Great Expectations - Page 103/421

With my head full of George Barnwell, I was at first disposed to believe

that I must have had some hand in the attack upon my sister, or at

all events that as her near relation, popularly known to be under

obligations to her, I was a more legitimate object of suspicion than

any one else. But when, in the clearer light of next morning, I began to

reconsider the matter and to hear it discussed around me on all sides, I

took another view of the case, which was more reasonable.

Joe had been at the Three Jolly Bargemen, smoking his pipe, from a

quarter after eight o'clock to a quarter before ten. While he was there,

my sister had been seen standing at the kitchen door, and had exchanged

Good Night with a farm-laborer going home. The man could not be more

particular as to the time at which he saw her (he got into dense

confusion when he tried to be), than that it must have been before nine.

When Joe went home at five minutes before ten, he found her struck down

on the floor, and promptly called in assistance. The fire had not then

burnt unusually low, nor was the snuff of the candle very long; the

candle, however, had been blown out.

Nothing had been taken away from any part of the house. Neither, beyond

the blowing out of the candle,--which stood on a table between the door

and my sister, and was behind her when she stood facing the fire and was

struck,--was there any disarrangement of the kitchen, excepting such

as she herself had made, in falling and bleeding. But, there was one

remarkable piece of evidence on the spot. She had been struck with

something blunt and heavy, on the head and spine; after the blows were

dealt, something heavy had been thrown down at her with considerable

violence, as she lay on her face. And on the ground beside her, when Joe

picked her up, was a convict's leg-iron which had been filed asunder.
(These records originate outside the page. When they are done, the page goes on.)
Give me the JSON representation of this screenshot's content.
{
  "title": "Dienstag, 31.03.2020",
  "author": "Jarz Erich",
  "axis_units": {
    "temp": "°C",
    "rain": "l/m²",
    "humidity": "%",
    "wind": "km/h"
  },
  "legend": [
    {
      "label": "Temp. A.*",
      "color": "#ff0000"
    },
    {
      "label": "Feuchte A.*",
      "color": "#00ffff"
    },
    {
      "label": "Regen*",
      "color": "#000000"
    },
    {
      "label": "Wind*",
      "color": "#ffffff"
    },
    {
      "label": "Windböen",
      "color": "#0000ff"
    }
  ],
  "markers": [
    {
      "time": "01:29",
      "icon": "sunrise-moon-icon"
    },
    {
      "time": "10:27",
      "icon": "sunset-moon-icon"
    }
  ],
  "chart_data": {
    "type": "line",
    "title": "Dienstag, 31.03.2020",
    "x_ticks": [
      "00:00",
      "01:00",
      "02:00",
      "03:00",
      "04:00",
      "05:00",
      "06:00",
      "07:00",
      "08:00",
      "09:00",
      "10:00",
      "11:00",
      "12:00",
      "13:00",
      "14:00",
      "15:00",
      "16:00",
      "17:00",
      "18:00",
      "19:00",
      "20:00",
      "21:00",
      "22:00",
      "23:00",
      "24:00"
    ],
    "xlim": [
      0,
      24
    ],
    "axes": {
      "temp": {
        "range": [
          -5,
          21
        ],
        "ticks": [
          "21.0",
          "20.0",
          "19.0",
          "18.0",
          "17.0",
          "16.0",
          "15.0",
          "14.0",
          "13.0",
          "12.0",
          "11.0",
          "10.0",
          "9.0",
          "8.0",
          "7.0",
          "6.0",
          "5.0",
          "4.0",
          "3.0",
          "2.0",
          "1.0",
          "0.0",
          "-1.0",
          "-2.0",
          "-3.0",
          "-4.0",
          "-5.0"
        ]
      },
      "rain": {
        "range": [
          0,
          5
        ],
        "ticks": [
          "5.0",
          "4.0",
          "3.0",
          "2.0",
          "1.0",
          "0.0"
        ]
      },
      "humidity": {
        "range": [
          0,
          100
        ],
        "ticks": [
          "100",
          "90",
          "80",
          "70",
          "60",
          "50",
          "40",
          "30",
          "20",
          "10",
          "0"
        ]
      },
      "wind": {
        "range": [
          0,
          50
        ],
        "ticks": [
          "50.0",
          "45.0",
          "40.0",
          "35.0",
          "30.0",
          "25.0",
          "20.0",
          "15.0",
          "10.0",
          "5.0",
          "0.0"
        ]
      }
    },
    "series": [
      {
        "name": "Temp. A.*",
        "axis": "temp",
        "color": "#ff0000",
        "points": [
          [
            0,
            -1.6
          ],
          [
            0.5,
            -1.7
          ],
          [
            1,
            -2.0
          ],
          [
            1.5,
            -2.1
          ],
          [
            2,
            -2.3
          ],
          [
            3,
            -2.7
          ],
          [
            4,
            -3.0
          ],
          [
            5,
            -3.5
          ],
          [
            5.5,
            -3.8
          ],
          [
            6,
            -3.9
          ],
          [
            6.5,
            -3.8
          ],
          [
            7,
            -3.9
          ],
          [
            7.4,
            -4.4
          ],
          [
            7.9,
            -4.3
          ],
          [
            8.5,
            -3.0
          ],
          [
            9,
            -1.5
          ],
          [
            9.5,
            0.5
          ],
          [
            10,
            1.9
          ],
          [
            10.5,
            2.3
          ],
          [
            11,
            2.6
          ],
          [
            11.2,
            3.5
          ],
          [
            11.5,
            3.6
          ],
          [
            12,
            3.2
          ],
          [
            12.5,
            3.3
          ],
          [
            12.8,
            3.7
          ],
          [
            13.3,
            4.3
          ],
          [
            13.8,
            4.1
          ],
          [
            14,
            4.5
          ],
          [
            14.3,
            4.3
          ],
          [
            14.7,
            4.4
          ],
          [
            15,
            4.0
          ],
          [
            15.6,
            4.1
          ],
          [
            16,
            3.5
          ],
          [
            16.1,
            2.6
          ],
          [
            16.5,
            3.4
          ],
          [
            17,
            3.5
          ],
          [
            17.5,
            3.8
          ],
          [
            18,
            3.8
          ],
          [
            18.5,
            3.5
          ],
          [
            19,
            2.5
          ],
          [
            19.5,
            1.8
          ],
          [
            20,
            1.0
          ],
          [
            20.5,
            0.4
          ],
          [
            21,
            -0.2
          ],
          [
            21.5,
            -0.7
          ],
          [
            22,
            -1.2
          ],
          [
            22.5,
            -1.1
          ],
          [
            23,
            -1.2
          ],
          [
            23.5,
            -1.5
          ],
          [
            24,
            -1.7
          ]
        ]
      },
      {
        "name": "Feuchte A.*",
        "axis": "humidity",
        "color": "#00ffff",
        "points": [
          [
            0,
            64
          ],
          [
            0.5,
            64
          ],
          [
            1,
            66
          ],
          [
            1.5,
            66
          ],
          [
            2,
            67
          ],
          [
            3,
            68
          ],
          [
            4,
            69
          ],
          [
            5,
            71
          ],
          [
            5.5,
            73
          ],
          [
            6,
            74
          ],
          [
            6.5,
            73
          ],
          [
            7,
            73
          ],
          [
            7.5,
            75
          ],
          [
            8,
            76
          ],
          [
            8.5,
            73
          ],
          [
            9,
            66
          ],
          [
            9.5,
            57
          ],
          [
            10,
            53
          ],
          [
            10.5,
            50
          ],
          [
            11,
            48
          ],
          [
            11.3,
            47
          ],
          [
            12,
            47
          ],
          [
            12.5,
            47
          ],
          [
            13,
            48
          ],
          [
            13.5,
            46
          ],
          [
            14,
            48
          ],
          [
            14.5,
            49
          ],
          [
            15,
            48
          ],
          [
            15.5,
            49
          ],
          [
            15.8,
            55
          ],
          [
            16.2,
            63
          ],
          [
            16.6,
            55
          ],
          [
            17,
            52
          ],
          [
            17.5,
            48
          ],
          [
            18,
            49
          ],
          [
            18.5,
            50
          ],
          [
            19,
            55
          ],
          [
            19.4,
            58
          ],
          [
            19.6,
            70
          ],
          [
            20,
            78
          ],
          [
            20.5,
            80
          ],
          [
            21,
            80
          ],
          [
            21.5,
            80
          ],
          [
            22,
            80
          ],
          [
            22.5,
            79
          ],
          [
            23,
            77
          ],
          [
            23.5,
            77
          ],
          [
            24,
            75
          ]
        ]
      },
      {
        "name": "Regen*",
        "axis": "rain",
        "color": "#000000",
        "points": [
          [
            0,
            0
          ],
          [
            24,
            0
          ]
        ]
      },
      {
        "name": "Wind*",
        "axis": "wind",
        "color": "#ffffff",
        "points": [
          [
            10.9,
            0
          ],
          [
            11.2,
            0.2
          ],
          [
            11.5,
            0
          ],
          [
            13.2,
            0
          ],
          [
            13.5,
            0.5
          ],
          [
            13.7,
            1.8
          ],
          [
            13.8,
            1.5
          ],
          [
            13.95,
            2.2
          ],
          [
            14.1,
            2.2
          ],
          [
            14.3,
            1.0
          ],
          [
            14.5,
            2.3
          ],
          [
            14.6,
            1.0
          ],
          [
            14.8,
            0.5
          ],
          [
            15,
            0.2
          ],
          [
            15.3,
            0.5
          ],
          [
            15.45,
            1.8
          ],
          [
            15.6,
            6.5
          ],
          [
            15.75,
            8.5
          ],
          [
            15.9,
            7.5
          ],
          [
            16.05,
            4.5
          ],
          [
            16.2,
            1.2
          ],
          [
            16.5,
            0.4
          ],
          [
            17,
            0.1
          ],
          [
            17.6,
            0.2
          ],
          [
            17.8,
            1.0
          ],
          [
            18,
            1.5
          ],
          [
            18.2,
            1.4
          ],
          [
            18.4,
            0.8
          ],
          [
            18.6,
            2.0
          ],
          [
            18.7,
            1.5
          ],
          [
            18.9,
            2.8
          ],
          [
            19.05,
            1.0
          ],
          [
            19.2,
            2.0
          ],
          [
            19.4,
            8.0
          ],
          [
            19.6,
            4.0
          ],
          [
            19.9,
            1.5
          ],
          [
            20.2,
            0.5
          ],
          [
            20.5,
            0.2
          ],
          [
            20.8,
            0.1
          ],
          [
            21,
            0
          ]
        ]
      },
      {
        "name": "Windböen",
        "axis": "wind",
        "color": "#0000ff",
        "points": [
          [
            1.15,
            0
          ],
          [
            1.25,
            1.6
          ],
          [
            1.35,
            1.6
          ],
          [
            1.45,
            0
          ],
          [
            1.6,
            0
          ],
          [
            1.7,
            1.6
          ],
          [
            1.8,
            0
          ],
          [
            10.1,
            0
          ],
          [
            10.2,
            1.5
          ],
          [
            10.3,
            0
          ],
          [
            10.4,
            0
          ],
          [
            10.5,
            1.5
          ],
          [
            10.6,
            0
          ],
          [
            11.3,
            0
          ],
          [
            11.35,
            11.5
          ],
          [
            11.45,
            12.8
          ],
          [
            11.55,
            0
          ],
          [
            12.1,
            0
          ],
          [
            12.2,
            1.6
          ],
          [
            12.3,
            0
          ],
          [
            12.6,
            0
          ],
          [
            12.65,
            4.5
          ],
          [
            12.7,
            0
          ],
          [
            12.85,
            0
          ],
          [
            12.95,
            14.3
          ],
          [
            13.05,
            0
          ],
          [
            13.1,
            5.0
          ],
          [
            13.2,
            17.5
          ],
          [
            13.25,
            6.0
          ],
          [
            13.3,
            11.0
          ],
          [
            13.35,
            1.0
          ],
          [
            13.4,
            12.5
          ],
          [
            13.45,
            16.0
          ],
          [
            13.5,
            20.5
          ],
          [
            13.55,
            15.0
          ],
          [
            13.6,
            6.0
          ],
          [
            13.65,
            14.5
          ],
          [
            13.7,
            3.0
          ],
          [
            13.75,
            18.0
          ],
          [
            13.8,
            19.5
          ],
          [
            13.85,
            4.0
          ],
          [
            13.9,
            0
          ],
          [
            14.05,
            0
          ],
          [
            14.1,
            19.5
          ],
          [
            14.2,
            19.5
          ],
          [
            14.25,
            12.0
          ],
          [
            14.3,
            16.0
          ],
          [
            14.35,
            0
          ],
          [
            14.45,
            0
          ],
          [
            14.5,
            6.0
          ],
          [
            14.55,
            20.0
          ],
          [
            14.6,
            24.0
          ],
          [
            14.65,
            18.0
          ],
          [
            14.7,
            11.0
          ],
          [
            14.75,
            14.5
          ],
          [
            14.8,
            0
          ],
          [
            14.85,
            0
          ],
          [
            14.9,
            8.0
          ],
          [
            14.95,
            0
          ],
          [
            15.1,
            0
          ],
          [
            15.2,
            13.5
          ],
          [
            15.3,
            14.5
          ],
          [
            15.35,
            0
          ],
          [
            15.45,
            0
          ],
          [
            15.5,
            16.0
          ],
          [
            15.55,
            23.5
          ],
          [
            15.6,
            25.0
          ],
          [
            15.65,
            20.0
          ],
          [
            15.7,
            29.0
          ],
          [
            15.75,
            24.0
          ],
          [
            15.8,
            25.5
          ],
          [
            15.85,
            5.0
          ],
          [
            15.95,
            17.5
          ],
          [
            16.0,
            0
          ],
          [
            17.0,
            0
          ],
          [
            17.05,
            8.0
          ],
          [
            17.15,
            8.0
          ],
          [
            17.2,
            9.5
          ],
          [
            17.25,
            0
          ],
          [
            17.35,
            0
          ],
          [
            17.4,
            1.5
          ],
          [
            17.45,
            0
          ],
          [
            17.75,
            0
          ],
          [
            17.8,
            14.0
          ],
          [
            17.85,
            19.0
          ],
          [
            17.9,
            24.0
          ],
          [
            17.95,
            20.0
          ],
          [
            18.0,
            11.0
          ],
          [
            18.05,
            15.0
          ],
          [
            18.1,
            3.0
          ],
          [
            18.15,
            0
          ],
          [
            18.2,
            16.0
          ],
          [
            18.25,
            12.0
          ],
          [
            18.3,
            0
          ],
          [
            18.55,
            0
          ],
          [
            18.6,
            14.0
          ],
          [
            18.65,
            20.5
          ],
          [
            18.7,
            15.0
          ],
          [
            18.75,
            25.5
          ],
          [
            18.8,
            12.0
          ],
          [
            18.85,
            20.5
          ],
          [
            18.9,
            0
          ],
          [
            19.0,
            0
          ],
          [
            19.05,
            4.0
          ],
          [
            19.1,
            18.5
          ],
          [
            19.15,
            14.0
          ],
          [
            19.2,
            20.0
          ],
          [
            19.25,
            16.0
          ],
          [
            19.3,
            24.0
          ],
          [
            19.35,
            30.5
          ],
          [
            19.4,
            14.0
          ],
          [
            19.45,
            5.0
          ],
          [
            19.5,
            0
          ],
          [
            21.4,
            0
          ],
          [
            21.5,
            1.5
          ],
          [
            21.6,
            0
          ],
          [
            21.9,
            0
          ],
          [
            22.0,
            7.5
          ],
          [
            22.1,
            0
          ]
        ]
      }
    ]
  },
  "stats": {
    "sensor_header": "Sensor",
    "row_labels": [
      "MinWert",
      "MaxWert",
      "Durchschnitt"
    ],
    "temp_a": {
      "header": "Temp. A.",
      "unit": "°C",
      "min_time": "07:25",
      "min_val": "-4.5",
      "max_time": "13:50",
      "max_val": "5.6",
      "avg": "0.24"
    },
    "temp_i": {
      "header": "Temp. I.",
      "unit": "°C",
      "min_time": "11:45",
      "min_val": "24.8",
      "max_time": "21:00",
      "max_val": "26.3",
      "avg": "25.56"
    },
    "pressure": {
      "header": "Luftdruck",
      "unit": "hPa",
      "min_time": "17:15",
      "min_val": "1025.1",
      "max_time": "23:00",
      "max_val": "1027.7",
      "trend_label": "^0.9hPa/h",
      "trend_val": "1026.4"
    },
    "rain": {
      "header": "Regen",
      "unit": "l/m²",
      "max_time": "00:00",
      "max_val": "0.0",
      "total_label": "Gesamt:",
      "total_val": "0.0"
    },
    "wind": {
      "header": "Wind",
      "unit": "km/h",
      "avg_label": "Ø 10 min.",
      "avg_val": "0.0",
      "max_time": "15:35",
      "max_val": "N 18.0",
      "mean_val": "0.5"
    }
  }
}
Now, Joe, examining this iron with a smith's eye, declared it to have

been filed asunder some time ago. The hue and cry going off to the

Hulks, and people coming thence to examine the iron, Joe's opinion

was corroborated. They did not undertake to say when it had left the

prison-ships to which it undoubtedly had once belonged; but they claimed

to know for certain that that particular manacle had not been worn by

either of the two convicts who had escaped last night. Further, one of

those two was already retaken, and had not freed himself of his iron.